Didn't you? Mira thought, but only nodded. "Why did you ask me to meet you?"

"I need a consult on the case. I need a profile. I need help." The discomfort of her position showed in anger in her eyes. "I didn't want to do this, in official surroundings because I'm going to ask you to skirt som

e of the rules. You're under no obligation to do so, and I'll understand perfectly if you not only refuse but decide to report this request."

Mira's expression, mild and interested, didn't alter by a blink. "Why don't you explain the situation to me, Eve, and let me make up my own mind?"

"The three murders are connected, and the probability that they're linked to a…series of events that took place several years ago is high. The motive is revenge. It's my opinion that Roarke is primary target and that Summerset is being used to get to him. There's circumstantial evidence attached to each murder that points to Summerset, and that evidence is piling up along with the bodies. If I believed he was responsible I'd close the cage door on him myself without a minute's regret, no matter what he means to Roarke. But it's a setup, cleverly planned and executed, and just obvious enough to be insulting to my intelligence."

"You'd like me to do a profile on the killer, and examine Summerset for violent tendencies, unofficially."

"No, I want those official. Black and white, by the book. I want to be able to turn them in to Whitney. I haven't given him a hell of a lot else."

"I'll be happy to do both. You've only to clear it with your commander, get me the data. I can shift it to priority for you."

"I'd appreciate it."

"And the rest?"

Eve's palms went damp. Impatient, she swiped them on the thighs of her slacks. "I have information that is vital to the investigation, and your profile, that I can't—no, that I won't—record in full. I'll only share this information with you under the scope of doctor-patient confidentiality. That protects you, doesn't it?"

Mira lifted her hands, folded her fingers. "Anything you tell me as a patient is privileged. I can't report it."

"And you're protected? Personally, professionally?" Eve insisted.

"I am, yes. How many people are you determined to protect here, Eve?"

"The ones who matter."

Mira smiled now, a full bloom. "Thank you." She held out a hand. "Sit, and tell me."

Eve hesitated, then took the hand Mira offered. "You…when I remembered what had happened to me in that room in Dallas. When I remembered my father coming in drunk, raping me again, hurting me again. When I remembered killing him that night, and I told you, you said it was pointless, even wrong, to punish the child. You said"—she had to clear her throat—"you said I'd killed a monster, and that I'd made myself into something worthwhile, something I had no right to destroy because of what I'd done before."

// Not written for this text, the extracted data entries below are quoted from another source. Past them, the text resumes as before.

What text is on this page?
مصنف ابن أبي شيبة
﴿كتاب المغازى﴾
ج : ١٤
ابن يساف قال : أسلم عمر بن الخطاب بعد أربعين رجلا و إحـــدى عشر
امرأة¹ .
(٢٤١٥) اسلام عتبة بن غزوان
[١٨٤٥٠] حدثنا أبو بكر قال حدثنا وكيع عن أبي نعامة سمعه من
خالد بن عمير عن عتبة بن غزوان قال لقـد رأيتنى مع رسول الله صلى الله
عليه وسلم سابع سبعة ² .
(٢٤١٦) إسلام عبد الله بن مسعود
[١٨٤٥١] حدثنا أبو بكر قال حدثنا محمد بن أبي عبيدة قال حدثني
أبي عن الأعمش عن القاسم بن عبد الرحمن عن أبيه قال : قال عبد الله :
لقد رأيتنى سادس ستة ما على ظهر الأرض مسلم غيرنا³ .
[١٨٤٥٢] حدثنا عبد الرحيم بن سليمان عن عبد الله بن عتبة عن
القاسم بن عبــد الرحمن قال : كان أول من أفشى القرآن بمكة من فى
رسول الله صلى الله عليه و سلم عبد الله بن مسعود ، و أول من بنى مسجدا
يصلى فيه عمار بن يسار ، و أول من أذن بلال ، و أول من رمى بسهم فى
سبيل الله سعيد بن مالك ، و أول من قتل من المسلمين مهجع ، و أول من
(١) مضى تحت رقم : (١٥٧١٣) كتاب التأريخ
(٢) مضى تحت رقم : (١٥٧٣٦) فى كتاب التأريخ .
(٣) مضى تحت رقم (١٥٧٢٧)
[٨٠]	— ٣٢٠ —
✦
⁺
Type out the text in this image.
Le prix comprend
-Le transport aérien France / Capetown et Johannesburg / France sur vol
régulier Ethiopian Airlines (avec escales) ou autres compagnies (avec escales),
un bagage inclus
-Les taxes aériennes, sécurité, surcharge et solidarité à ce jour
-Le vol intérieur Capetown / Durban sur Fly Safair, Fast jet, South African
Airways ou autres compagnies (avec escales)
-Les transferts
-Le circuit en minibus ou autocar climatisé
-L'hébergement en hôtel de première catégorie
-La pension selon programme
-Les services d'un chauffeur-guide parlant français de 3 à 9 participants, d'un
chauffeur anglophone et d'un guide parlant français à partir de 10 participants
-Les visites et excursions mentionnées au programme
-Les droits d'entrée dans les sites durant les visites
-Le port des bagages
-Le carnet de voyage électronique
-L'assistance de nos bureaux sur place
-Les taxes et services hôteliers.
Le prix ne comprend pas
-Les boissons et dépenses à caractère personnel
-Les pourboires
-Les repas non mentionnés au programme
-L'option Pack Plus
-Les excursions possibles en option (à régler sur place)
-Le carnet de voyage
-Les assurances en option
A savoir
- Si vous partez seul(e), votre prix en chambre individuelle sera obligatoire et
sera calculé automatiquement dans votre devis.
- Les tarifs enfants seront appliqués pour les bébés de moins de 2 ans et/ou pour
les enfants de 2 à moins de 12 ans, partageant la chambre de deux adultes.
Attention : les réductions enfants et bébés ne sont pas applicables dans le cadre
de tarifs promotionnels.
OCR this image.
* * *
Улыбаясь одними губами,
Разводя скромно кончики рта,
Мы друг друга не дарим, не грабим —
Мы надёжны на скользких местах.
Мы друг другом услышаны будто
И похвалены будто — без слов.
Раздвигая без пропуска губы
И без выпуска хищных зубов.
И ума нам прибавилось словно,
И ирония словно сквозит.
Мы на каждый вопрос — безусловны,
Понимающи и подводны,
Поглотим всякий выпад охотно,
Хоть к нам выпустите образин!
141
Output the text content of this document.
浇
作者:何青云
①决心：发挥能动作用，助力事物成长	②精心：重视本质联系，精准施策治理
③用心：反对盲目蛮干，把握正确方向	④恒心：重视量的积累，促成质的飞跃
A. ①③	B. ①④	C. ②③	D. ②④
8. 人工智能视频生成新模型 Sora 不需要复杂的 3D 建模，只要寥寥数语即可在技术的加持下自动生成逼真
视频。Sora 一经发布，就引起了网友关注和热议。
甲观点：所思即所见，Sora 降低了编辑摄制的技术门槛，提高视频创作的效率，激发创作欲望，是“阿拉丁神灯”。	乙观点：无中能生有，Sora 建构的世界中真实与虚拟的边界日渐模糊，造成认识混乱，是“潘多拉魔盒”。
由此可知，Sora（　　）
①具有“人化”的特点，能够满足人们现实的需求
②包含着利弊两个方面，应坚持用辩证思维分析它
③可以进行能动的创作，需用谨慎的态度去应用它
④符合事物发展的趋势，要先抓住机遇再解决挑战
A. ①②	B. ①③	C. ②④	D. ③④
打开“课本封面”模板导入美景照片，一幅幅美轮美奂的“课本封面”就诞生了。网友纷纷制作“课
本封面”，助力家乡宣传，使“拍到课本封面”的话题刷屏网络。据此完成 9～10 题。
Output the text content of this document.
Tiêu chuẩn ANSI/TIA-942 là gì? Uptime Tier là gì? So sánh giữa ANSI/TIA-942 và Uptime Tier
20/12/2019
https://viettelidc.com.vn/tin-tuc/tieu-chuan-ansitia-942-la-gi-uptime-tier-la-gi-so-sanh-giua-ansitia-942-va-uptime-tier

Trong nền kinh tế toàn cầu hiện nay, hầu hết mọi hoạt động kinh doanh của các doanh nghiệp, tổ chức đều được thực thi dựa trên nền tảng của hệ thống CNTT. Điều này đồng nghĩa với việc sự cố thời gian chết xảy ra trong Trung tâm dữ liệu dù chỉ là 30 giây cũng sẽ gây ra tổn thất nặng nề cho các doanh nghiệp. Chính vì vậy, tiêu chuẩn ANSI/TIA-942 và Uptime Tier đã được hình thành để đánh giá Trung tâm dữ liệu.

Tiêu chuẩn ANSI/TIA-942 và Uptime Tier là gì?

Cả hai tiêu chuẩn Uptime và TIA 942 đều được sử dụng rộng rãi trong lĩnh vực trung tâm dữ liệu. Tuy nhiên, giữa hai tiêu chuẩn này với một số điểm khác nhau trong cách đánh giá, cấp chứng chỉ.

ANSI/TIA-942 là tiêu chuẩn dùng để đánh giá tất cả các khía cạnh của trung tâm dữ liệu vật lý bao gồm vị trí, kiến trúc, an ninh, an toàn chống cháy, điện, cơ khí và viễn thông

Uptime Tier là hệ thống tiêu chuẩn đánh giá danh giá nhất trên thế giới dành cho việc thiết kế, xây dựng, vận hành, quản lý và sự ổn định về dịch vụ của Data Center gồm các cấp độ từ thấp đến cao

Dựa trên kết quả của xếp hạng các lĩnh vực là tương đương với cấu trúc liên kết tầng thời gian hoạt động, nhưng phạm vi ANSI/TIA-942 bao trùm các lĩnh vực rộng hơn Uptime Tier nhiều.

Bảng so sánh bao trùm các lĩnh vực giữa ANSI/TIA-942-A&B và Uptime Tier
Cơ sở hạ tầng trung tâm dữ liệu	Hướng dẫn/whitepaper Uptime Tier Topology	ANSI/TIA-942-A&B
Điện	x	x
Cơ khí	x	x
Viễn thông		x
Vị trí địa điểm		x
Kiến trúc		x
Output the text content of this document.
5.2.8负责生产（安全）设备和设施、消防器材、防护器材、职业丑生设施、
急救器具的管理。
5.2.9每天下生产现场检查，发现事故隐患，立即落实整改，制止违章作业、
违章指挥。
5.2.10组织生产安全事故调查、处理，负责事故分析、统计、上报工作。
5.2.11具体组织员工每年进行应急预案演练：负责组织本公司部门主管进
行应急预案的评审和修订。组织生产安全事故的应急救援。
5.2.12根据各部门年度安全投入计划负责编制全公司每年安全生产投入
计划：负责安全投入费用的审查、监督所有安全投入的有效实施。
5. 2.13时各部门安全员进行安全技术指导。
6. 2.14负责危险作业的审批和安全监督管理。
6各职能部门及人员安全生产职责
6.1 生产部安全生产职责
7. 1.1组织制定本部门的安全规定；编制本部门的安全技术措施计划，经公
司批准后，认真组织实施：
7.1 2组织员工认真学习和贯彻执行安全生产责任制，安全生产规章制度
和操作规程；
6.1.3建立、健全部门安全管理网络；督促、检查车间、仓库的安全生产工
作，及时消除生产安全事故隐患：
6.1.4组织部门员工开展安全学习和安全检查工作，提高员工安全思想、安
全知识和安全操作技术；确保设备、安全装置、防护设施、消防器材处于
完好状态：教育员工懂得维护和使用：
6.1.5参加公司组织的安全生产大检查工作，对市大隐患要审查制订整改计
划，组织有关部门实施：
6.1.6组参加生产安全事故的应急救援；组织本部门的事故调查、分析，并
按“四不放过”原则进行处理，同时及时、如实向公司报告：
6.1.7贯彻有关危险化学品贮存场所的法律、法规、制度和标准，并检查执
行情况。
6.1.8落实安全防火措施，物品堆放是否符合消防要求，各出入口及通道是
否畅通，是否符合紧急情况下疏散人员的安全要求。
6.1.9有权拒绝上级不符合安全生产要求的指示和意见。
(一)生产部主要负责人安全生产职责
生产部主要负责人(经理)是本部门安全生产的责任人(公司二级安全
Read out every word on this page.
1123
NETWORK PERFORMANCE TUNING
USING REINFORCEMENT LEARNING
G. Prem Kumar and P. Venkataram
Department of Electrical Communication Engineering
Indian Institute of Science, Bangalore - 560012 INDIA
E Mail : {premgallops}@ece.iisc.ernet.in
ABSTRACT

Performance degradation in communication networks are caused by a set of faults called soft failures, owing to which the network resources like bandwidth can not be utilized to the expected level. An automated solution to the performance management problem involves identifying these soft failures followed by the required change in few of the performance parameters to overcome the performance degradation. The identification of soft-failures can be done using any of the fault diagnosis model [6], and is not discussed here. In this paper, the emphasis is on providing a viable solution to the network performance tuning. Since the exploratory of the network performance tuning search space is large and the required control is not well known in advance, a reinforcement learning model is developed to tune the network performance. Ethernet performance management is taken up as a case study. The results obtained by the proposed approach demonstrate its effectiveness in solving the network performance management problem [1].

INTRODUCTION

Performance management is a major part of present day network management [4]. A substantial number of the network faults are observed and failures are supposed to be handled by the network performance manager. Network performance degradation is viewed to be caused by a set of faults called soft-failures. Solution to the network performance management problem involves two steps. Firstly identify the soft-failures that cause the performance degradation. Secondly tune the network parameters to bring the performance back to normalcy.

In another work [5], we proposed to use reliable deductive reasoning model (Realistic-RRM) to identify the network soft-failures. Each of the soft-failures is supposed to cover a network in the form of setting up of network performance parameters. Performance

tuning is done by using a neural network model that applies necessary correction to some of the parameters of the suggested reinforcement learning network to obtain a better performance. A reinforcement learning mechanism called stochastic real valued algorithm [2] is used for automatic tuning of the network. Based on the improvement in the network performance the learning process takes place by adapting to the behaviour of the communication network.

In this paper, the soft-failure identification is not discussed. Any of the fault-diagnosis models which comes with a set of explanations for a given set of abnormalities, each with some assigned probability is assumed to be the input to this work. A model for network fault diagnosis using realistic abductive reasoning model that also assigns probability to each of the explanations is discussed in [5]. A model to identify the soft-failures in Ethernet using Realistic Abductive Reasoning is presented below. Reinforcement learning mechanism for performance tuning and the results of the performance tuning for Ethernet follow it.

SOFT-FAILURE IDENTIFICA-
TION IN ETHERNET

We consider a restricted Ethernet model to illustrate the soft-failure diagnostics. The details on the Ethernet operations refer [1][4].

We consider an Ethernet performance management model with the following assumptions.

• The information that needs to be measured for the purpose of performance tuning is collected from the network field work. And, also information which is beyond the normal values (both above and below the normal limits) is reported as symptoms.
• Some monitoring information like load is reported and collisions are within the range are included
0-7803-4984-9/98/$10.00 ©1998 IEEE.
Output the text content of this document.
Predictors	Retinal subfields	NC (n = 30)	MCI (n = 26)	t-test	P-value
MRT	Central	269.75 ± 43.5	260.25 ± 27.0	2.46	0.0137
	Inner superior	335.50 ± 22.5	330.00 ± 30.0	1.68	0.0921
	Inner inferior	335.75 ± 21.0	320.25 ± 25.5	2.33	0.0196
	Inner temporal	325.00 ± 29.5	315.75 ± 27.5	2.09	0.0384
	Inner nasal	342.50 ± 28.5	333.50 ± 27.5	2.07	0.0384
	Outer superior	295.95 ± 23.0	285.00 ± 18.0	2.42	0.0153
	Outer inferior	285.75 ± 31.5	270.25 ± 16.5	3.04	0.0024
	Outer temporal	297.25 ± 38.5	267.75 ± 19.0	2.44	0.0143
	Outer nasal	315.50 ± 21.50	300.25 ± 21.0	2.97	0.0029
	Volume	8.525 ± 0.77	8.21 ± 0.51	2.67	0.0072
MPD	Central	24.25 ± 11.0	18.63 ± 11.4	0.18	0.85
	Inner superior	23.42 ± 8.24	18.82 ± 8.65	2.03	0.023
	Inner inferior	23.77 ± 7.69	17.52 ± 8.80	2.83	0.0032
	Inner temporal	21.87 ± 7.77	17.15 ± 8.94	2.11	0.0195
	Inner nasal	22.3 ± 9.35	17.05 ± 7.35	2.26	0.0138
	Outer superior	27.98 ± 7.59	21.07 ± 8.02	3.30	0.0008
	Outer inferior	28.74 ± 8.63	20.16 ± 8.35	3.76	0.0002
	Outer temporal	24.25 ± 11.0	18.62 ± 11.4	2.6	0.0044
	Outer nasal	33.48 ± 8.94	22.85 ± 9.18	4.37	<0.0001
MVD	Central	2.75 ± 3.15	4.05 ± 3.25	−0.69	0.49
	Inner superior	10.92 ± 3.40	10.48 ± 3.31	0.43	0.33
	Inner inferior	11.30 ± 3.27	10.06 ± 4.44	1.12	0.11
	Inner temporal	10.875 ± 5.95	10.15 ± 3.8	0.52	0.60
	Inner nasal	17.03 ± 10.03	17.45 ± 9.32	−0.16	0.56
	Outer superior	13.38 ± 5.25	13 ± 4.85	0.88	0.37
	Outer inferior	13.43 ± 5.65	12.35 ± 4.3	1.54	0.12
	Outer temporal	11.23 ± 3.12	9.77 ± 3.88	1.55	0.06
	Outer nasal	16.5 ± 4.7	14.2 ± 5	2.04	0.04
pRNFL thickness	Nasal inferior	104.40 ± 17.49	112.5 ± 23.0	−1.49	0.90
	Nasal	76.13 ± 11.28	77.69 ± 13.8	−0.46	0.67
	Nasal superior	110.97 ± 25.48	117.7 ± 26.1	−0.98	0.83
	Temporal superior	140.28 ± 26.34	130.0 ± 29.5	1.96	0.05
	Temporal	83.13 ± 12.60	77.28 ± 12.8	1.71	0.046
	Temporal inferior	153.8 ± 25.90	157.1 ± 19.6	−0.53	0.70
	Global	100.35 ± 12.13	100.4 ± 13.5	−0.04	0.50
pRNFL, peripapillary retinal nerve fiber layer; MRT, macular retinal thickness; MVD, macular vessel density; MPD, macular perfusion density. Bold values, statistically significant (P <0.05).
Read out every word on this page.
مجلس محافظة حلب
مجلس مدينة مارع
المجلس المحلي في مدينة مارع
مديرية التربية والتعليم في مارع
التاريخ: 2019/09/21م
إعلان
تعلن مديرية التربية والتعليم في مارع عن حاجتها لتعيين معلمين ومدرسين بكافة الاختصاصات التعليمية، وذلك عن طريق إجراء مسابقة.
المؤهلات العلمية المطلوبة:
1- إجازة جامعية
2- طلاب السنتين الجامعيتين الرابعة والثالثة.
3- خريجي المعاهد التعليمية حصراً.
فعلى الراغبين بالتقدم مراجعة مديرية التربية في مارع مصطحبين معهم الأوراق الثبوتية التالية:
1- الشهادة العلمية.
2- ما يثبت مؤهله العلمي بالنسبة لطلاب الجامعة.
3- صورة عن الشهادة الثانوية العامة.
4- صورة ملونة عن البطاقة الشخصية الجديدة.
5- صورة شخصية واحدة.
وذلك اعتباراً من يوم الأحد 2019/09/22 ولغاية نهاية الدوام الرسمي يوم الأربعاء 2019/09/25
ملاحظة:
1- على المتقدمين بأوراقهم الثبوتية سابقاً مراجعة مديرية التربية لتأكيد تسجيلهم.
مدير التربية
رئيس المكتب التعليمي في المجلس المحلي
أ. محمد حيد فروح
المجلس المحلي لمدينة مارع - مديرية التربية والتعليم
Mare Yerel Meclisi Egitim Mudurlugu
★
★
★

"You don't still doubt that?"

Eve shook her head, though there were times, there were still times she doubted it. "Did you mean it? Do you really believe there are times, there are circumstances when taking the life of a monster is justified?"

"The state believed so until less than two decades ago when capital punishment was, yet again, abolished."

"I'm asking you, as a person, a doctor, a woman."